In this blog, I want to share a (less obvious) way in which the recently released AppSense Insight V10 can be used to solve a potential security problem.

If this is the first time you’ve heard of Insight, you can find out more and request a demo here

Most people are aware of the importance of the timely installation of security updates as part of a security threat mitigation strategy. Microsoft’s regular Security Intelligence reports (in addition to other vendors and sources) provide demographic statistics of exploited vulnerabilities throughout the series which re-enforce this message.

Enterprises are generally well on top of patch management, with tools and policies available for pushing out and reporting on the successful installation of updates.

One often overlooked factor which may be crucial to mitigating the vulnerability addressed by a patch, is whether the endpoint was subsequently rebooted to complete the installation of the update.

According to this Microsoft TechNet article, evidence collected from Windows Server 2008 showed that statistically 10% of updates did not require a reboot to take effect, 10% were kernel updates that did require a reboot, and the remaining 80% required a subsequent reboot if components to be updated were running at the time of installation in order to complete successfully.
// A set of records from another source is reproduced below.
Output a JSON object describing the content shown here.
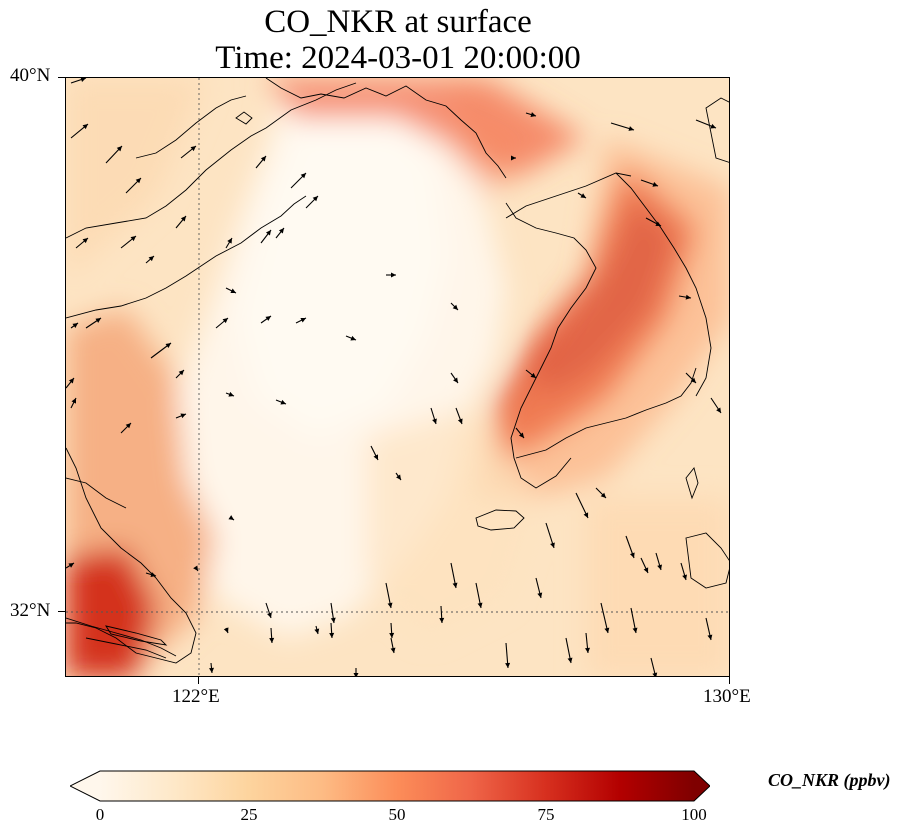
{
  "title": {
    "line1": "CO_NKR at surface",
    "line2": "Time: 2024-03-01 20:00:00"
  },
  "map": {
    "lon_range": [
      120,
      130
    ],
    "lat_range": [
      31,
      40
    ],
    "lat_ticks": [
      {
        "value": 40,
        "label": "40°N"
      },
      {
        "value": 32,
        "label": "32°N"
      }
    ],
    "lon_ticks": [
      {
        "value": 122,
        "label": "122°E"
      },
      {
        "value": 130,
        "label": "130°E"
      }
    ],
    "gridlines": {
      "lon": [
        122
      ],
      "lat": [
        32
      ],
      "style": "dotted"
    },
    "variable": "CO_NKR",
    "level": "surface",
    "overlay": "wind vectors",
    "coastline_color": "#000000"
  },
  "colorbar": {
    "label": "CO_NKR (ppbv)",
    "min": 0,
    "max": 100,
    "extend": "both",
    "colormap": "OrRd",
    "ticks": [
      {
        "value": 0,
        "label": "0"
      },
      {
        "value": 25,
        "label": "25"
      },
      {
        "value": 50,
        "label": "50"
      },
      {
        "value": 75,
        "label": "75"
      },
      {
        "value": 100,
        "label": "100"
      }
    ],
    "stops": [
      "#fff7ec",
      "#fee8c8",
      "#fdd49e",
      "#fdbb84",
      "#fc8d59",
      "#ef6548",
      "#d7301f",
      "#b30000",
      "#7f0000"
    ]
  }
}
Group policies to auto-restart endpoints aren’t infallible, where locked processes can override shutdown, or local admins may disable the auto-restart policy.

Combine this with the fact that laptop users, in particular, do not frequently shut down their endpoints – they will often just close the lid so they can pick up where they left off.  It’s therefore not uncommon to see end user Windows devices with very high amounts of uptime.

How do you, as an administrator, keep track of this so that you can intervene if or when you need to ensure that security updates have been correctly installed?

This is where AppSense Insight can help out. In the recently released Version 10 appliance, we have a ‘System Restart by Computer’ report which is an uptime indicator to show how many hours since the last operating system boot.

To access this, log into Insight as your ‘reports’ (or higher) user and select Reports and System Restart under the devices section:

You are then presented with a list of computers from highest to lowest uptime:

This lets you quickly identify potentially vulnerable endpoints so that you can take remedial action (getting those pesky users to reboot!) to ensure they’re fully up to date.